When doping a material, why is As called impurity? Doping is the act of adding impurities to Group-IV elements to e.g. improve their conductivity. Though it is improving the conductivity, why is it called impurities?
 A: The word "impurity" is not about the properties. 
Add pepper to a salt grinder; it might taste better, it might taste worse, it is nevertheless less pure than before.
Pepper is the impurity in the salt. (In some sense, the salt can also be considered the impurity in the little pepper amount.) 

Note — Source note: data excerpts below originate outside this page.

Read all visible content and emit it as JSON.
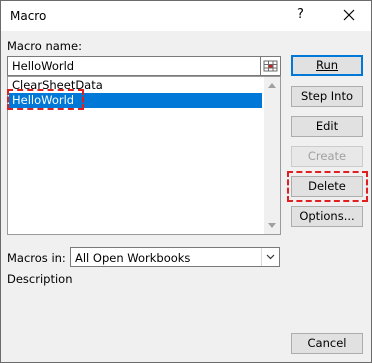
{
  "window": {
    "title": "Macro",
    "help": "?"
  },
  "macro_name": {
    "label": "Macro name:",
    "value": "HelloWorld"
  },
  "macro_list": {
    "items": [
      "ClearSheetData",
      "HelloWorld"
    ],
    "selected": "HelloWorld"
  },
  "buttons": {
    "run": "Run",
    "step_into": "Step Into",
    "edit": "Edit",
    "create": "Create",
    "delete": "Delete",
    "options": "Options...",
    "cancel": "Cancel"
  },
  "macros_in": {
    "label": "Macros in:",
    "value": "All Open Workbooks"
  },
  "description": {
    "label": "Description"
  },
  "colors": {
    "selection": "#0078d7",
    "highlight": "#e02020"
  },
  "icons": {
    "close": "close-icon",
    "range_select": "range-select-icon",
    "dropdown": "chevron-down-icon"
  }
}
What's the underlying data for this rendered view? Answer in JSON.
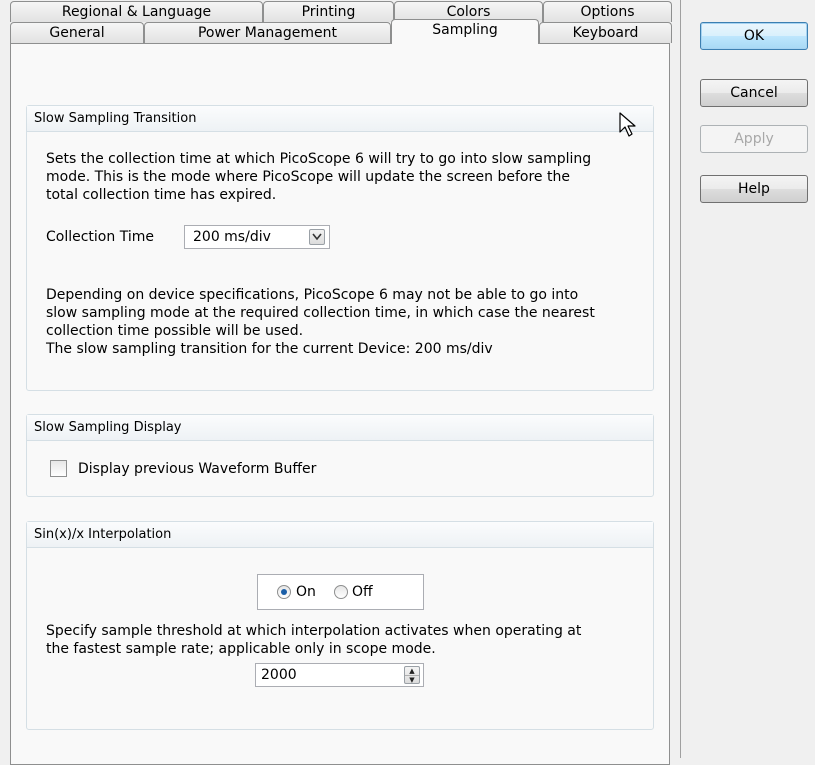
{
  "tabs": {
    "row1": [
      "Regional & Language",
      "Printing",
      "Colors",
      "Options"
    ],
    "row2": [
      "General",
      "Power Management",
      "Sampling",
      "Keyboard"
    ],
    "active": "Sampling"
  },
  "buttons": {
    "ok": "OK",
    "cancel": "Cancel",
    "apply": "Apply",
    "help": "Help"
  },
  "slow_sampling_transition": {
    "title": "Slow Sampling Transition",
    "desc": [
      "Sets the collection time at which PicoScope 6 will try to go into slow sampling",
      "mode. This is the mode where PicoScope will update the screen before the",
      "total collection time has expired."
    ],
    "collection_time_label": "Collection Time",
    "collection_time_value": "200 ms/div",
    "note": [
      "Depending on device specifications, PicoScope 6 may not be able to go into",
      "slow sampling mode at the required collection time, in which case the nearest",
      "collection time possible will be used.",
      "The slow sampling transition for the current Device: 200 ms/div"
    ]
  },
  "slow_sampling_display": {
    "title": "Slow Sampling Display",
    "checkbox_label": "Display previous Waveform Buffer",
    "checked": false
  },
  "interpolation": {
    "title": "Sin(x)/x Interpolation",
    "on_label": "On",
    "off_label": "Off",
    "selected": "On",
    "desc": [
      "Specify sample threshold at which interpolation activates when operating at",
      "the fastest sample rate; applicable only in scope mode."
    ],
    "threshold": "2000"
  },
  "icons": {
    "dropdown": "chevron-down-icon",
    "spin_up": "spin-up-icon",
    "spin_down": "spin-down-icon",
    "cursor": "mouse-pointer-icon"
  }
}
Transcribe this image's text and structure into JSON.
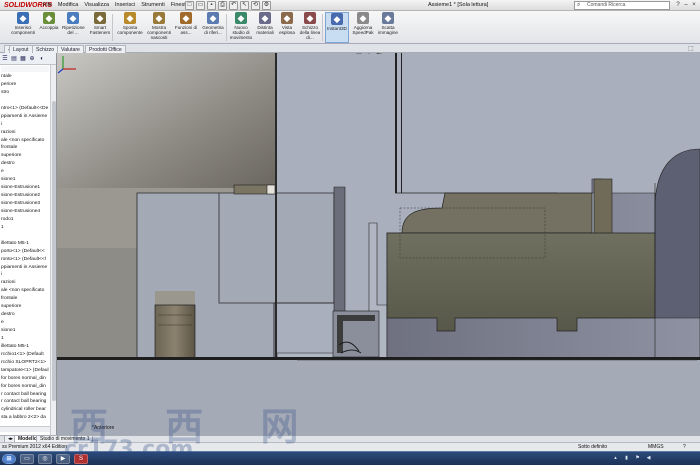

I believe this confusion stems from the word "impurity" usually being connected to something negative. It surely sounds like a bad thing, doesn't it? Wouldn't it be best to have pure substances to work with? "Impurities"; it sounds like dirt in an otherwise perfect material. I agree; I've been there myself.
But it simply isn't.
Impurities are the key source of many many MANY functional materials and a way to alter microstructure to the better. Just as your example of improved conductivity.
Very much research in material science has the soul purpose of finding better impurity combinations in materials to solve specific tasks (and improve specific properties); everything from the hardening of steel (trapping carbon atoms in the iron lattice) to the photovoltaics in solar cells (doping to create semiconductors) is caused by impurities.
A perfect material is not necessarily a pure material. Let me finish with a quote from a brilliant mastermind:

“Without imperfection, neither you nor I would exist” - Stephen W. Hawking

A: Because adding e.g. As in the case of Si does not only contribute with a free electron but also leaves an ionized As atom behind. This atom has a fixed positive charge, therefore does not contribute to electronic transport, but it acts as scattering center. Such dopant atoms e.g. reduce the mobility of free carriers.